— О! Мы уже отчаялись, — говорят они, как бы передавая друг другу микрофон и делая вид, что шутят, хотя им совсем не до шуток. — Чем мы прогневили Господа Бога, чтобы заслужить таких детей? Фейгеле и монах.
— Серьезно, Джоэль, — говорит Дженка, — с каких пор ты решил стать монахом? Ни мяса, ни алкоголя, ни табака… И по части мужских шалостей тоже никак, верно?
— Я не должен был тебя ругать за покупку «Модерн мен», — вздыхает Павел, печально качая головой.
Все смеются, в том числе и Джоэль, что избавляет его от необходимости отвечать на вопрос Дженки.
— Почему ты никогда не приводишь к нам своих подружек? — не унимается та в следующее воскресенье. — Мы недостойны с ними познакомиться?
Даже когда родители не поют его вслух, их рефрен постоянно звучит у него в ушах:
Однажды майским вечером, решив пообедать в «Террасе», ресторане, расположенном на крыше Батлер-холла, Джоэль заметил новую официантку, хрупкую и грациозную, с тонким лицом и черными как смоль волосами, немного похожую на Одри Хепберн. Она принимает у него заказ, и глаза Джоэля непроизвольно начинают следить за перемещениями молодой женщины по террасе. Это его удивляет. Вот уже пятнадцать лет его мозг убивает в зародыше любой трепет сексуального интереса, еще прежде чем он его осознает. Но в этот вечер, сам не зная почему, он неспособен сосредоточиться на принесенном с собой «Таймс». Поставив перед ним запеканку из цветной капусты, официантка поднимает красивые карие глаза и встречает его взгляд. Он сражен наповал.
— Вам принести еще что-нибудь, сэр?
Джоэль включается в игру. Каждая грань его существа действует в согласии с другой гранью — и раз в кои-то веки, вместо того чтобы анализировать происходящее, он просто принимает его. Как в симфоническом оркестре, где сотня музыкантов разного возраста, настроения, этнического происхождения и религиозных убеждений синхронизируют свои таланты, чтобы исполнить Девятую симфонию Бетховена, все его качества, врожденные и благоприобретенные, чудесным образом сливаются, чтобы сделать его обольстительным. Еще до кофе он узнает, что молодую женщину зовут Натали, что она родилась двадцать лет назад в Нижнем Ист-Сайде, что ее дед и бабушка бежали из царской России от погрома (Какого? — спрашивает он с разочарованной улыбкой. 1895? 1900? 1905?)… и что в глубине своего существа она не официантка, но актриса.
— Театр или кино?
— Пока в основном театр, — говорит Натали, — но мне случается участвовать в съемках. По правде сказать, я жду своего шанса.
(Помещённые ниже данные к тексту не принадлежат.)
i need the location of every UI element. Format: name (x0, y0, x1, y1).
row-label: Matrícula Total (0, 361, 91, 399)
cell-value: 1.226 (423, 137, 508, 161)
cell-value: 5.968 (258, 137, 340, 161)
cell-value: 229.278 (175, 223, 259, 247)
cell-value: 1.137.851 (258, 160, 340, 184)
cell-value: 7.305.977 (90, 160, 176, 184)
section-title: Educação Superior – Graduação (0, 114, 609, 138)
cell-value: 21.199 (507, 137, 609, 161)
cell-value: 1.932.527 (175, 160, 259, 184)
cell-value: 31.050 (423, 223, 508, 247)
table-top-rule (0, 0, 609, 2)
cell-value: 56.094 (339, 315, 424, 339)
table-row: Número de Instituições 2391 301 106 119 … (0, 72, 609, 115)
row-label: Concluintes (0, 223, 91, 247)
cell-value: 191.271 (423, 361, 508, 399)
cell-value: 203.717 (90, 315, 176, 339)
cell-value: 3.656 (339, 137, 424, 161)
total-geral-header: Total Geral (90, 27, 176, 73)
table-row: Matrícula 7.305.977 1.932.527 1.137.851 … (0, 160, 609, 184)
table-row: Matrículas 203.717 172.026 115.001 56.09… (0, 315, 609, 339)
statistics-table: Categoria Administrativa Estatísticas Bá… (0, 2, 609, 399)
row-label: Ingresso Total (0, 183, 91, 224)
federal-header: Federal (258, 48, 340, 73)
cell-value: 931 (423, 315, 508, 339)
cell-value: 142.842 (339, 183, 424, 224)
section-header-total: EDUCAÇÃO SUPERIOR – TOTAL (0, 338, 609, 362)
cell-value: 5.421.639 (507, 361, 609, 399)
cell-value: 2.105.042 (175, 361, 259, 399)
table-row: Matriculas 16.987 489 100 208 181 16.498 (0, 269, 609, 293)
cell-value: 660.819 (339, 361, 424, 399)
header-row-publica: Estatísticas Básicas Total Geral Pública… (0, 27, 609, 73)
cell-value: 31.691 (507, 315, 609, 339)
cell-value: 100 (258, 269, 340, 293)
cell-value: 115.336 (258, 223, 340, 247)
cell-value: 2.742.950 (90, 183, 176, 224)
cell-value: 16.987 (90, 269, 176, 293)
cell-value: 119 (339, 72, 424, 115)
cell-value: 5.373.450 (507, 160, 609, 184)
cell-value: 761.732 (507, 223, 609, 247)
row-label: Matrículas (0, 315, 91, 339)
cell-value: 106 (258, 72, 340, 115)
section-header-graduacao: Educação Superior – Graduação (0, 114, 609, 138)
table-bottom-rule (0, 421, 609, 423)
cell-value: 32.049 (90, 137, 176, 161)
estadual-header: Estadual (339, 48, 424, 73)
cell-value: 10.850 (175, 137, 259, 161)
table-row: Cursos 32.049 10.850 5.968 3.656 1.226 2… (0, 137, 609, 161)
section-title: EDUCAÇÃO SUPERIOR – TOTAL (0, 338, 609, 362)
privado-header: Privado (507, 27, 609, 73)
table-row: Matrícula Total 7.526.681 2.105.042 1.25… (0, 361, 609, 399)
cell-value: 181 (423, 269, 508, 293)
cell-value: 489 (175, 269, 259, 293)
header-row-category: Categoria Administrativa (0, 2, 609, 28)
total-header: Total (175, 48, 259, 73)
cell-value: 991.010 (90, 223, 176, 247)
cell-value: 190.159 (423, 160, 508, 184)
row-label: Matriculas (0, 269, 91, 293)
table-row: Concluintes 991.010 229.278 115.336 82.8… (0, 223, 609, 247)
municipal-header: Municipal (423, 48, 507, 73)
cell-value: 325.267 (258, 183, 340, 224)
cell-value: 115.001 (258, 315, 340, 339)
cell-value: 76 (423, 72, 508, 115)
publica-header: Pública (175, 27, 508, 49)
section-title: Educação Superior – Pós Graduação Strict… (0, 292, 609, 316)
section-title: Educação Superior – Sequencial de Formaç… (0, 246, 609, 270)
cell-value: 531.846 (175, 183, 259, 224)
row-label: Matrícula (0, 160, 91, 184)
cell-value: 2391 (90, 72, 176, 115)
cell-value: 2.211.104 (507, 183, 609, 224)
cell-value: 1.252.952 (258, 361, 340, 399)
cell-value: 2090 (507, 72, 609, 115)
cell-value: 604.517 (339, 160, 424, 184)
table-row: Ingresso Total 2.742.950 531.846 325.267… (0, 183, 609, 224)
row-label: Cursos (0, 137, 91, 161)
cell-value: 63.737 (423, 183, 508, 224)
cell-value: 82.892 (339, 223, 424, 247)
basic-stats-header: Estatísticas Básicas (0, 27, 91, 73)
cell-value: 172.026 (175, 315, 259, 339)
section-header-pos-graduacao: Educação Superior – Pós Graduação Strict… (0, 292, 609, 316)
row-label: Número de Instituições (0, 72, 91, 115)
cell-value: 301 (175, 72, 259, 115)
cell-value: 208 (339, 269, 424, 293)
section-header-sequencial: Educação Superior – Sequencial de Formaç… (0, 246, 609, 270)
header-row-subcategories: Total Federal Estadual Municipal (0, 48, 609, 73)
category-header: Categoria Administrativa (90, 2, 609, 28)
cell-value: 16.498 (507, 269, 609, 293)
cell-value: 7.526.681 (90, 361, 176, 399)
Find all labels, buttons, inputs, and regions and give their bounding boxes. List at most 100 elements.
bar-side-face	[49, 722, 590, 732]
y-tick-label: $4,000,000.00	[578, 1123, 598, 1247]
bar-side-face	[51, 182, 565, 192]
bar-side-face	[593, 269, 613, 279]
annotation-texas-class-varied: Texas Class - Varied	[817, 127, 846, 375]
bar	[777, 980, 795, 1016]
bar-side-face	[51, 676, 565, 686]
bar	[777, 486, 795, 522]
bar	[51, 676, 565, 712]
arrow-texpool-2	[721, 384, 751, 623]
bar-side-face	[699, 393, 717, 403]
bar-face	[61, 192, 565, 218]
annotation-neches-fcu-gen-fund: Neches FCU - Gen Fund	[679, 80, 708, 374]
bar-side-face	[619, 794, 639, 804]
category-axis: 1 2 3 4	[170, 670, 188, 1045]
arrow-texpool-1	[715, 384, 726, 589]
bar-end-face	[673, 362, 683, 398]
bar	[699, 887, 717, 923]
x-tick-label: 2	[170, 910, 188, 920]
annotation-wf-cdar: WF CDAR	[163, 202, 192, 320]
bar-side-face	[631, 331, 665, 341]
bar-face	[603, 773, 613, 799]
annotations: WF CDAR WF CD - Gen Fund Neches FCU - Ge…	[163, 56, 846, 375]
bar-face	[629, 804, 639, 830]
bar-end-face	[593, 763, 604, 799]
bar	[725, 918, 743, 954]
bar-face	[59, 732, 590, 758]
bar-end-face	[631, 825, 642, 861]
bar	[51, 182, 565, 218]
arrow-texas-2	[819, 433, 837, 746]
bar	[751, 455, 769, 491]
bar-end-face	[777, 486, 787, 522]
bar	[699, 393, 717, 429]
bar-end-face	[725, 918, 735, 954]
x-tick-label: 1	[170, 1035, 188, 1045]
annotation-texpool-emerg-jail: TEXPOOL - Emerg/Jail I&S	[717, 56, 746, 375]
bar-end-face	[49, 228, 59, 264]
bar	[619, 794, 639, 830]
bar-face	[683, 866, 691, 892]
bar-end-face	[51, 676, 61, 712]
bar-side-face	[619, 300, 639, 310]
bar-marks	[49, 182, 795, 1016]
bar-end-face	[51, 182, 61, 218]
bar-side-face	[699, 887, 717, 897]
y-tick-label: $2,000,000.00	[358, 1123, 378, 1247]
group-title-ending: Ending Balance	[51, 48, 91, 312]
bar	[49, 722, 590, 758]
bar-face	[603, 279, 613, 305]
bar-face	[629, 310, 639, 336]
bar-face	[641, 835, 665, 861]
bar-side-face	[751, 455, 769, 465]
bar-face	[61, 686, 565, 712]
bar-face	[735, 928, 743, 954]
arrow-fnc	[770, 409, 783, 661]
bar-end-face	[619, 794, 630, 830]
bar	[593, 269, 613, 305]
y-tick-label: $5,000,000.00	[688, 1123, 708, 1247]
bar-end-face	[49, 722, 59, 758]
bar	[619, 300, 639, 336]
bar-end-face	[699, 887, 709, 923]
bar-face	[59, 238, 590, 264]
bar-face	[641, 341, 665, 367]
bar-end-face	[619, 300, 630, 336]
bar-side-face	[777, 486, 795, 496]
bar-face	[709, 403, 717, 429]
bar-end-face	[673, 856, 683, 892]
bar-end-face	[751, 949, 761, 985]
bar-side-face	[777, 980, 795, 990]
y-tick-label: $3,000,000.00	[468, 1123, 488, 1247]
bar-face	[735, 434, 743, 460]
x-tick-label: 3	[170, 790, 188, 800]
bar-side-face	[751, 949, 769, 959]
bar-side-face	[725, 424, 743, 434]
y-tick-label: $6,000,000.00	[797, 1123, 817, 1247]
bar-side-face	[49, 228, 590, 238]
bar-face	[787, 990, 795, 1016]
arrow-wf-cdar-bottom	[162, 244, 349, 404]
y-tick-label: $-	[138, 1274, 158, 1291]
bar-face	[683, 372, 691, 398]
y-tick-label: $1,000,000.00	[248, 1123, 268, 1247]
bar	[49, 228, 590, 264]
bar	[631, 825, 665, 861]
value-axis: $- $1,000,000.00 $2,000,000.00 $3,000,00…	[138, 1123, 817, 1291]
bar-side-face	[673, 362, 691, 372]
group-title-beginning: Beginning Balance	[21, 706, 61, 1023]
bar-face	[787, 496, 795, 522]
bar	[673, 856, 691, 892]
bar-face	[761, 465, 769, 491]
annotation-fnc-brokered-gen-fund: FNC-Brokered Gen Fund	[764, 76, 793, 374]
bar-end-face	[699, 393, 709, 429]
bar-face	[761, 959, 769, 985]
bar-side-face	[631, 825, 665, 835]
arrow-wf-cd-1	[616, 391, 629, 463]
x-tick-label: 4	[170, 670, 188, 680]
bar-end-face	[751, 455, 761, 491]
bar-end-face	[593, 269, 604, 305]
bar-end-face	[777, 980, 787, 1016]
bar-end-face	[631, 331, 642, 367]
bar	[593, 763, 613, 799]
Она живет в Вест-Вилледже, делит квартиру с подругой и ходит на курсы драматического искусства, в школу Герберта Бергдорфа.
Молодая женщина сразу освоилась и счастлива в обществе Джоэля. Она узнает, что он еврей, как и она, что живет здесь же, в Батлер-холле, и преподает в Колумбийском университете. Что преподает? Этнологию.
— Это очаровательно! — воркует она. — Признаться, я довольно смутно представляю себе, что это такое, но это, должно быть, очень экзотично.
Если любовь — океан, то Джоэль похож на не умеющего плавать, выброшенного за борт. Его тело уговаривает его не переживать: если он предоставит ему инициативу, все будет хорошо. Он повинуется и не жалеет об этом. Дома, позже вечером, его руки придерживают перед Натали дверь, помогают ей снять жакет и наливают стакан лимонного сока.
— Я не купил вина, — извиняется он.
Но молодой женщине, привыкшей встречаться с мужчинами, стремящимися ее напоить, воздержанность профессора даже нравится. К концу вечера они желают друг друга так сильно, что голова идет кругом.